1er juillet 2018 : La mesure limitant la vitesse à 80 km/h sur les routes bidirectionnelles hors agglomération sans terre-plein central est effective ce dimanche 1er juillet.

Cette mesure suscite encore des oppositions dans les départements et dans les associations d’usagers motorisés, arguant notamment une perte de mobilité en milieu rural. Un recours en conseil d’Etat a même été formulé par 60 députés. Cet argument parait empreint d’une certaine mauvaise fois si on calcule effectivement le temps perdu par rapport au parcours moyen effectué (en moyenne une quarantaine de kilomètres soit une perte de temps possible de l’ordre une minute et demie). La
perte de temps ne peut donc pas être un argument sérieux à retenir par le Conseil d’Etat. De surcroît, à cet argument s’oppose celui d’une économie de carburant qui devrait être de l’ordre de 0,5 litres pour 100 km, soit sur une année le gain d’environ un plein d’essence.

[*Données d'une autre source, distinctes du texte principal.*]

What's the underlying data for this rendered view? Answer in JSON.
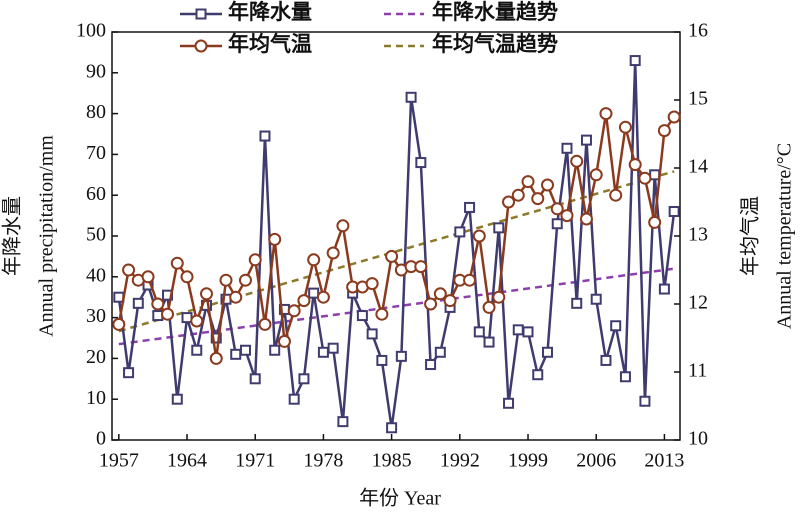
{
  "chart_data": {
    "type": "line",
    "xlabel": "年份  Year",
    "ylabel": [
      "年降水量",
      "Annual precipitation/mm"
    ],
    "y2label": [
      "年均气温",
      "Annual temperature/°C"
    ],
    "x": [
      1957,
      1958,
      1959,
      1960,
      1961,
      1962,
      1963,
      1964,
      1965,
      1966,
      1967,
      1968,
      1969,
      1970,
      1971,
      1972,
      1973,
      1974,
      1975,
      1976,
      1977,
      1978,
      1979,
      1980,
      1981,
      1982,
      1983,
      1984,
      1985,
      1986,
      1987,
      1988,
      1989,
      1990,
      1991,
      1992,
      1993,
      1994,
      1995,
      1996,
      1997,
      1998,
      1999,
      2000,
      2001,
      2002,
      2003,
      2004,
      2005,
      2006,
      2007,
      2008,
      2009,
      2010,
      2011,
      2012,
      2013,
      2014
    ],
    "series": [
      {
        "name": "年降水量",
        "color": "#3f3b6f",
        "marker": "square",
        "values": [
          35,
          16.5,
          33.5,
          38,
          30.5,
          35.5,
          10,
          30,
          22,
          33,
          25,
          34.5,
          21,
          22,
          15,
          74.5,
          22,
          32,
          10,
          15,
          36,
          21.5,
          22.5,
          4.5,
          36,
          30.5,
          26,
          19.5,
          3,
          20.5,
          84,
          68,
          18.5,
          21.5,
          32.5,
          51,
          57,
          26.5,
          24,
          52,
          9,
          27,
          26.5,
          16,
          21.5,
          53,
          71.5,
          33.5,
          73.5,
          34.5,
          19.5,
          28,
          15.5,
          93,
          9.5,
          65,
          37,
          56
        ]
      },
      {
        "name": "年均气温",
        "color": "#8b3a1e",
        "marker": "circle",
        "axis": "y2",
        "values": [
          11.7,
          12.5,
          12.35,
          12.4,
          12.0,
          11.85,
          12.6,
          12.4,
          11.75,
          12.15,
          11.2,
          12.35,
          12.1,
          12.35,
          12.65,
          11.7,
          12.95,
          11.45,
          11.9,
          12.05,
          12.65,
          12.1,
          12.75,
          13.15,
          12.25,
          12.25,
          12.3,
          11.85,
          12.7,
          12.5,
          12.55,
          12.55,
          12.0,
          12.15,
          12.05,
          12.35,
          12.35,
          13.0,
          11.95,
          12.1,
          13.5,
          13.6,
          13.8,
          13.55,
          13.75,
          13.4,
          13.3,
          14.1,
          13.25,
          13.9,
          14.8,
          13.6,
          14.6,
          14.05,
          13.85,
          13.2,
          14.55,
          14.75
        ]
      }
    ],
    "trends": [
      {
        "name": "年降水量趋势",
        "color": "#8e3fae",
        "x": [
          1957,
          2014
        ],
        "values": [
          23.5,
          42
        ]
      },
      {
        "name": "年均气温趋势",
        "color": "#8b7a2a",
        "axis": "y2",
        "x": [
          1957,
          2014
        ],
        "values": [
          11.6,
          13.95
        ]
      }
    ],
    "xlim": [
      1956.3,
      2014.6
    ],
    "xticks": [
      1957,
      1964,
      1971,
      1978,
      1985,
      1992,
      1999,
      2006,
      2013
    ],
    "ylim": [
      0,
      100
    ],
    "yticks": [
      0,
      10,
      20,
      30,
      40,
      50,
      60,
      70,
      80,
      90,
      100
    ],
    "y2lim": [
      10,
      16
    ],
    "y2ticks": [
      10,
      11,
      12,
      13,
      14,
      15,
      16
    ]
  }
}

L’application de la mesure concerne environ 8 000 km de routes nationales, 360 000 km de routes départementales et plus de 400 000 km de routes vicinales revêtus. C’est sur les routes principales (routes nationales et routes départementales importantes) que la mesure passe mal, bien que 3 quarts des vies épargnées par cette mesure le seront sur ces routes.

Un certain nombre de voies peuvent rester à 90 km/h selon le décret du 17 juin (« La vitesse sur les sections de routes comportant au moins deux voies affectées à un même sens de circulation est relevée, sur ces seules voies, à 90 kilomètres/heure »). Ces voies correspondent en général à des zones de dépassement, situées en côte.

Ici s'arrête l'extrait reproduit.